思路:首先处理指数为正数的情况,然后如果指数为负且底数不为0,结果取倒数。注意double类型相等的比较。
class Solution {
public:
bool g_InvalidInput = false;
double Power(double base, int exponent) {
g_InvalidInput = false;
if(equal(base,0.0) && exponent < 0){
g_InvalidInput = true;
return 0.0;
}
unsigned int absExponent = (unsigned int)(exponent);
if(exponent < 0)
absExponent = (unsigned int)(-exponent);
double result = PowerWithUnsignedExponent(base, absExponent);
if(exponent < 0)
result = 1.0 /result;
return result;
}
double PowerWithUnsignedExponent(double base,unsigned int exponent){
if(exponent == 0) return 1;
if(exponent == 1) return base;
double result = PowerWithUnsignedExponent(base, exponent >> 1);
result *= result;
if(exponent & 0x1 == 1)
result *= base;
return result;
}
bool equal(double num1, double num2){
if((num1 - num2 < 0.0000001) &&
(num1 - num2 > -0.0000001))
return true;
else
return false;
}
};
12.打印1到最大的n位数
思路:
void Print1ToMaxOfNDigits_1(int n)
{
if (n <= 0)
return;
char *number = new char[n + 1];
memset(number, '0', n);
number[n] = '\0';
while (!Increment(number))
{
PrintNumber(number);
}
delete[]number;
}
// 字符串number表示一个数字,在 number上增加1
// 如果做加法溢出,则返回true;否则为false
bool Increment(char* number)
{
bool isOverflow = false;
int nTakeOver = 0;
int nLength = strlen(number);
for (int i = nLength - 1; i >= 0; i--)
{
int nSum = number[i] - '0' + nTakeOver;
if (i == nLength - 1)
nSum++;
if (nSum >= 10)
{
if (i == 0)
isOverflow = true;
else
{
nSum -= 10;
nTakeOver = 1;
number[i] = '0' + nSum;
}
}
else
{
number[i] = '0' + nSum;
break;
}
}
return isOverflow;
}
void PrintNumber(char* number)
{
bool isBeginning0 = true;
int nLength = strlen(number);
for (int i = 0; i < nLength; ++i)
{
if (isBeginning0 && number[i] != '0')
isBeginning0 = false;
if (!isBeginning0)
{
printf("%c", number[i]);
}
}
printf("\t");
}
13.在O(1)时间删除链表结点
给定单向链表的头指针和一个结点指针
思路:根据时间复杂度要求,此题目的前提是要删除的结点的确在链表中。令删除结点的值等于其后一个结点,并且指向其后一个结点的next。

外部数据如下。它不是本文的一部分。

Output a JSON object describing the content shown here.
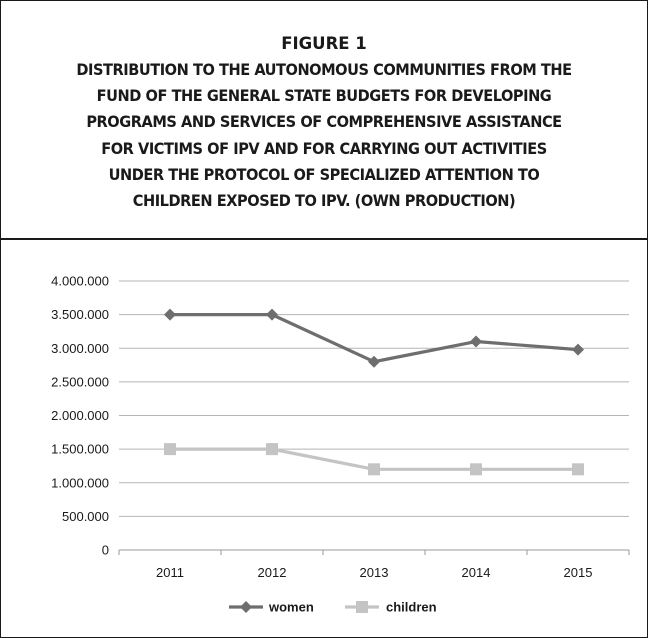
{
  "figure": {
    "label": "FIGURE 1",
    "title_lines": [
      "DISTRIBUTION TO THE AUTONOMOUS COMMUNITIES FROM THE",
      "FUND OF THE GENERAL STATE BUDGETS FOR DEVELOPING",
      "PROGRAMS AND SERVICES OF COMPREHENSIVE ASSISTANCE",
      "FOR VICTIMS OF IPV AND FOR CARRYING OUT ACTIVITIES",
      "UNDER THE PROTOCOL OF SPECIALIZED ATTENTION TO",
      "CHILDREN EXPOSED TO IPV. (OWN PRODUCTION)"
    ]
  },
  "chart_data": {
    "type": "line",
    "title": "DISTRIBUTION TO THE AUTONOMOUS COMMUNITIES FROM THE FUND OF THE GENERAL STATE BUDGETS FOR DEVELOPING PROGRAMS AND SERVICES OF COMPREHENSIVE ASSISTANCE FOR VICTIMS OF IPV AND FOR CARRYING OUT ACTIVITIES UNDER THE PROTOCOL OF SPECIALIZED ATTENTION TO CHILDREN EXPOSED TO IPV. (OWN PRODUCTION)",
    "xlabel": "",
    "ylabel": "",
    "categories": [
      "2011",
      "2012",
      "2013",
      "2014",
      "2015"
    ],
    "ylim": [
      0,
      4000000
    ],
    "yticks": [
      0,
      500000,
      1000000,
      1500000,
      2000000,
      2500000,
      3000000,
      3500000,
      4000000
    ],
    "ytick_labels": [
      "0",
      "500.000",
      "1.000.000",
      "1.500.000",
      "2.000.000",
      "2.500.000",
      "3.000.000",
      "3.500.000",
      "4.000.000"
    ],
    "grid": true,
    "legend_position": "bottom",
    "series": [
      {
        "name": "women",
        "values": [
          3500000,
          3500000,
          2800000,
          3100000,
          2980000
        ],
        "color": "#6e6e6e",
        "marker": "diamond"
      },
      {
        "name": "children",
        "values": [
          1500000,
          1500000,
          1200000,
          1200000,
          1200000
        ],
        "color": "#c4c4c4",
        "marker": "square"
      }
    ]
  }
}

void DeleteNode(ListNode** pListHead, ListNode* pToBeDeleted)
{
if(!pListHead || !pToBeDeleted)
return;
// 要删除的结点不是尾结点
if(pToBeDeleted->m_pNext != nullptr)
{
ListNode* pNext = pToBeDeleted->m_pNext;
pToBeDeleted->m_nValue = pNext->m_nValue;
pToBeDeleted->m_pNext = pNext->m_pNext;
delete pNext;
pNext = nullptr;
}
// 链表只有一个结点,删除头结点(也是尾结点)
else if(*pListHead == pToBeDeleted)
{
delete pToBeDeleted;
pToBeDeleted = nullptr;
*pListHead = nullptr;
}
// 链表中有多个结点,删除尾结点
else
{
ListNode* pNode = *pListHead;
while(pNode->m_pNext != pToBeDeleted)
{
pNode = pNode->m_pNext;
}
pNode->m_pNext = nullptr;
delete pToBeDeleted;
pToBeDeleted = nullptr;
}
}
14.调整数组顺序使奇数位于偶数的前面
输入一个整数数组,实现一个函数来调整该数组中数字的顺序,使得所有的奇数位于数组的前半部分,所有的偶数位于数组的后半部分。(拓展:并保证奇数和奇数,偶数和偶数之间的相对位置不变)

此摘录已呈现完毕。